Sullivan v. Minneapolis St. Ry. Co.

Citation161 Minn. 45,200 N.W. 922
Decision Date21 November 1924
Docket NumberNo. 24052.,24052.
PartiesSULLIVAN et al. v. MINNEAPOLIS ST. RY. CO.
CourtSupreme Court of Minnesota (US)

Appeal from District Court, Hennepin County; Frank M. Nye, Judge.

Action by Clarissa B. Sullivan and others against the Minneapolis Street Railway Company. Verdict for defendant, and from an order denying her motion for new trial named plaintiff appeals. Affirmed.

Mead & Bryngelson, Ernest Malmberg, and Beth Scott Bryngelson, all of Minneapolis, for appellant.

Ralph T. Boardman, of Minneapolis, for respondent.

WILSON, C. J.

Plaintiff was a standing passenger upon one of defendant's crowded street cars, which was traveling northerly on Nicollet avenue in Minneapolis. When the car came near the corner of Nicollet and Grant, where the car tracks turn to the right on Grant, the motorman made an emergency stop. Plaintiff claims that she was thrown to the floor of the car on account of such stop and injured, resulting in a serious condition. She claims that defendant was negligent in not so operating its car, under the circumstances, as to have it under such control as to avoid collision without such a sudden stop. The track, in turning on to Grant street, comes within 4 feet of the curb. On Nicollet avenue it is about 18 feet from the curb, and gradually crowds over until it makes the turn. It is the contention of defendant, supported by its evidence, that as the car approached the turn a truck stood next to the curb on Nicollet, facing the same direction as the street car, and about 20 feet from the corner. It had an inclosed winter top over the driver's seat. It had stakes on the side and the back, and there were ice cream cans and barrels on the truck. There were other automobiles and trucks along the curb. The motorman could see no one about the truck. When the front end of the street car came up, about even with the rear wheels of the truck, it was traveling between 4 and 6 miles per hour. At that instant the driver of the truck, without notice or warning started the truck. If both had continued, a collision would have been inevitable, because the rails gradually converged toward the curb. The motorman immediately reversed the car to avoid an accident. This was an emergency stop. He did not collide with the truck, but plaintiff claims to have been injured. The jury returned a verdict in favor of defendant. Plaintiff's motion for a new trial was denied, and she now appeals from the judgment.

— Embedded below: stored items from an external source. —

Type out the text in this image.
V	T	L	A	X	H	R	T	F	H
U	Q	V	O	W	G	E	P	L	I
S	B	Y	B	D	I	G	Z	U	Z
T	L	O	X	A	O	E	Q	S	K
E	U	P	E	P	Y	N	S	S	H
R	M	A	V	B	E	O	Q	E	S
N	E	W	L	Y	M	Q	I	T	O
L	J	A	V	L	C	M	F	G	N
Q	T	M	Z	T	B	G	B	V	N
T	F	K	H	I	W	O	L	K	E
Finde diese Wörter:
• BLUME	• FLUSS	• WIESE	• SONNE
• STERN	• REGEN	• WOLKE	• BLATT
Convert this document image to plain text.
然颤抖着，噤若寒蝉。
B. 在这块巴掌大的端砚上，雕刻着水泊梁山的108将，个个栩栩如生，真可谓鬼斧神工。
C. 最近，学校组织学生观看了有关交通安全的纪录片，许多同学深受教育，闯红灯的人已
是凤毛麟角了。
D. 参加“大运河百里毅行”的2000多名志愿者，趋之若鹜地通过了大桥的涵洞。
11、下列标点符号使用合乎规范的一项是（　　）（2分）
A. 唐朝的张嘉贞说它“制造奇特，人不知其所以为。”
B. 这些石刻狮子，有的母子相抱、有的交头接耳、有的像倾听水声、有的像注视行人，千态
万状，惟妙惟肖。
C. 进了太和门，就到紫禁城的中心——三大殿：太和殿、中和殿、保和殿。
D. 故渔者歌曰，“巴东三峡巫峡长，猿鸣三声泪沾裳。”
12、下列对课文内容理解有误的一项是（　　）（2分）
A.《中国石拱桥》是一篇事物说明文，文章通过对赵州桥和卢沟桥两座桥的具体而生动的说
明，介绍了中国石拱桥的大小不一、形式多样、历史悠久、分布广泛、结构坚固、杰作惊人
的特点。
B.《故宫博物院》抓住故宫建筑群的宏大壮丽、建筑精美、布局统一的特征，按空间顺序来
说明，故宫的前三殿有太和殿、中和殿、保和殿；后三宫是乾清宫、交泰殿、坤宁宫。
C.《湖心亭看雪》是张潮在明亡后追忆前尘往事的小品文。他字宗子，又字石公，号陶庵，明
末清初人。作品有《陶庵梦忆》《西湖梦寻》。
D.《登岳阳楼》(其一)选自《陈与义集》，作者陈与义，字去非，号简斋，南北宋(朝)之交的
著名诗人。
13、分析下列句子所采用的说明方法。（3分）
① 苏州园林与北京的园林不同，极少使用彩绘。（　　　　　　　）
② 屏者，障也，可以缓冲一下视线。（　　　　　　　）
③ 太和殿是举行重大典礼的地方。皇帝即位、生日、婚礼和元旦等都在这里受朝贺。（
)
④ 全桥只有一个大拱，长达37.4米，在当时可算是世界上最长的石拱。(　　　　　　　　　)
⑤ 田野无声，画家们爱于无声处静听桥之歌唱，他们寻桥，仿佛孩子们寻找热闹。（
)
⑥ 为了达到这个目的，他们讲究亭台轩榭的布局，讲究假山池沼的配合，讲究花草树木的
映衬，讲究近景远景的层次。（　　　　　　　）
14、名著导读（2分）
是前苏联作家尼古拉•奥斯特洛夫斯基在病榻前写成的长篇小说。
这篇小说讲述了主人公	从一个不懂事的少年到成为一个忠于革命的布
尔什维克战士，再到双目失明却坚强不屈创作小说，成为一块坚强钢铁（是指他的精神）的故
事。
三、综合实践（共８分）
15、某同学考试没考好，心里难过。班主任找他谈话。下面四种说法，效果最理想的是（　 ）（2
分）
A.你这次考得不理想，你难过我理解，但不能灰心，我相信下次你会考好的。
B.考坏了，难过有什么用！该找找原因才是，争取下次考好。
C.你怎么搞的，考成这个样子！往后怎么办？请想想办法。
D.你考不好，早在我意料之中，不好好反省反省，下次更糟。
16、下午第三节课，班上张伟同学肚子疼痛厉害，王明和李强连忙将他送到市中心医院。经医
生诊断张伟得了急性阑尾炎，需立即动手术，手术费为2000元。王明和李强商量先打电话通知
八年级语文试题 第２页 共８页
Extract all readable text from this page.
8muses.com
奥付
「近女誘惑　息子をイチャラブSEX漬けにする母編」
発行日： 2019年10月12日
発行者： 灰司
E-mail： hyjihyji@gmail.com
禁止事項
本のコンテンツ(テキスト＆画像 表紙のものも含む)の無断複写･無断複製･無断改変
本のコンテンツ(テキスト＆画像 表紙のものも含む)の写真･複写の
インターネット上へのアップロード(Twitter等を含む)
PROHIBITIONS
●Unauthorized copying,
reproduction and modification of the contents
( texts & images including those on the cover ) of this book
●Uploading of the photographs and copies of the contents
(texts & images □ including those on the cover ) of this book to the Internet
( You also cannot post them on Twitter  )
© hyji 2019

Plaintiff claims that she was entitled to a directed verdict, and later entitled to a new trial, because, she says, defendant was guilty of negligence as a matter of law, and that the only question for the consideration of the jury was the amount of damages.

1. The morning was a misty one; there had been intermittent showers; the tracks were wet; the motorman, from his position in the cab, had a clear view. He was familiar with the construction of the track and the conditions of the day. It is claimed that he should have been on the lookout for just such a contingency as this, and that he should have had his car under such control that, should such an occasion arise, he might have checked it without doing injury to others. It is claimed that this case comes within the principle of Heiden v. Minneapolis Street Ry. Co., 154 Minn. 102, 191 N. W. 254, which holds that it is the duty of a motorman operating a street car, after dark, to have it under such control that, when the rays of the headlight enable him to discern a vehicle on the track, he can stop the car in time to avoid a collision. But here we have many automobiles parked by the curb. There was nothing to indicate that this particular truck was occupied by a driver. Neither was there any reason to expect it to move without notice or warning. At least, we cannot say as a matter of law that it was negligence for the motorman to make the emergency stop under the circumstances. It was his duty in operating the car along the street to have due regard for known conditions, and to take reasonable precautions to avoid accidents which such conditions render more probable. Should he have anticipated the danger that suddenly confronted him? Reasonable persons might differ on that question. If it was necessary to make the sudden stop in order to avoid a collision, it was his duty to make the stop in a reasonable manner.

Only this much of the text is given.